WASHINGTON, May 24, 2017 - With questions swirling about whether the Trump administration will be more flexible on certain ethanol regulations than its predecessors, some in Washington are hoping for an end-around approach that would fix the matter on Capitol Hill.

Ethanol trade groups are pushing EPA Administrator Scott Pruitt to issue a waiver that would allow for the sale of fuel blended with up to 15 percent ethanol (E15) from June 1 through September 15. Currently, previous interpretation of the Clean Air Act is blocking such a waiver, but Pruitt told reporters earlier this month of a “statutory analysis that’s ongoing” that he hoped would conclude “very soon.” Pruitt added that he hoped “that we can get there – it’s just a matter of whether the statute permits it or not.”

Pruitt and the EPA have not signaled how that review process will conclude, and Growth Energy CEO Emily Skor told Agri-Pulse that she discussed the matter personally with Pruitt last week.

“Part of our conversation included that there are vulnerabilities, potentially, in how EPA could do it,” she said.

In 1990, an amendment to the Clean Air Act included waiver language for the sale of E10. That waiver was necessary because E10 had a Reid Vapor Pressure rating – a common measure of the volatility of gasoline – higher than the 9 pounds per square inch that was set as the ceiling for sale of fuel during the “high ozone season,” determined by the administrator to be between June 1 and September 15. Measured alone, ethanol and gasoline are both below that threshold, but the E10 combination rises above it.

That waiver gives a 1.0 psi exemption to E10 since that blend exceeds 9.0 psi, but ethanol industry representatives say E15 has a lower RVP than E10 because the RVP goes down as more ethanol is added. Since the waiver – [CAA § 211(h)(4)] – specifically references “fuel blends containing gasoline and 10 percent denatured anhydrous ethanol,” some are concerned that a waiver from the administration would be ripe for a challenge in the courts.


“We want, ultimately, this to be determined by Congress or EPA, but certainly not in the courts,” Skor said. “The last thing that you want is a quick fix that would leave us vulnerable to litigation down the road.”


For its part, the Renewable Fuels Association doesn’t think a legal challenge to a potential waiver would have merit. While noting in a statement to Agri-Pulse that “EPA is sued on everything they do,” RFA said the “chances of a rule on this being overturned under the Chevron standard is slim to none,” a reference to the landmark Supreme Court establishing deference to agency interpretation.
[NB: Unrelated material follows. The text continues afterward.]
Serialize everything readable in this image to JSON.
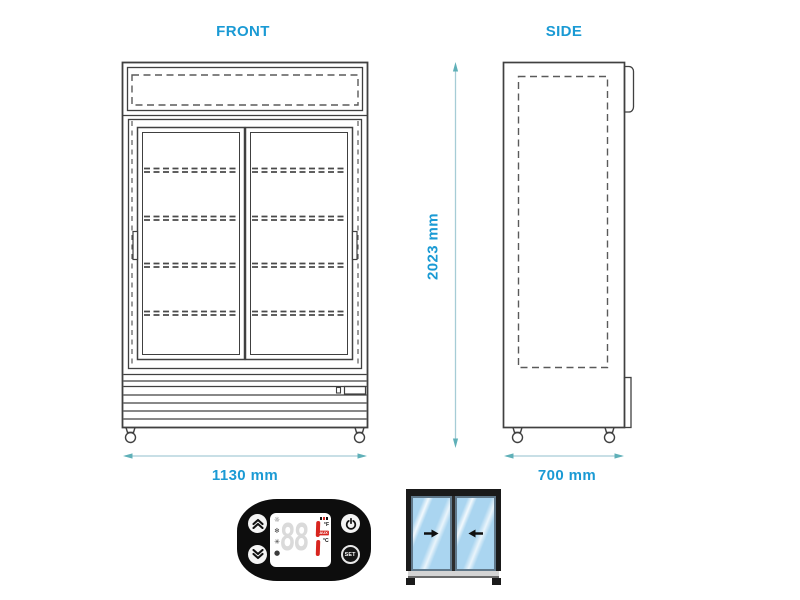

In comments submitted on the administration’s regulatory reform executive order, RFA noted that it feels the CAA amendment does in fact give EPA the authority to extend the waiver to E15. The group said the “legislative language, legislative history and congressional intent all support EPA’s extension of the RVP waiver to E15.”


Perhaps in an effort to avoid the legal ambiguity that administrative action would bring about, both Growth Energy and RFA are supportive of the Consumer and Fuel Retailer Choice Act. That bill, introduced in identical language in the House and Senate in March, would write into law language allowing for blends of 10 percent “or more,” also providing a fix for blends higher than E15.


Sources tell Agri-Pulse lawmakers have secured a commitment for a markup for the bill in the Senate at some point this summer. Since June 1 is right around the corner, the odds of a fix to the issue for the summer of 2017 are slim. But, biofuel groups say, there’s always next year.


Chris Bliley, Growth Energy’s vice president of regulatory affairs, tells Agri-Pulse that after internal conversations with their legal team, Growth Energy has “refocused on the legislative effort because it is the most thorough and complete fix and it doesn’t get into any sort of ambiguity.”


“Even if you take the administrator’s recent comments, they’re looking at it; he didn’t commit that they could do it,” Bliley said. “This becomes a real problem on June 1, and we think we’ve got real momentum with the legislation.”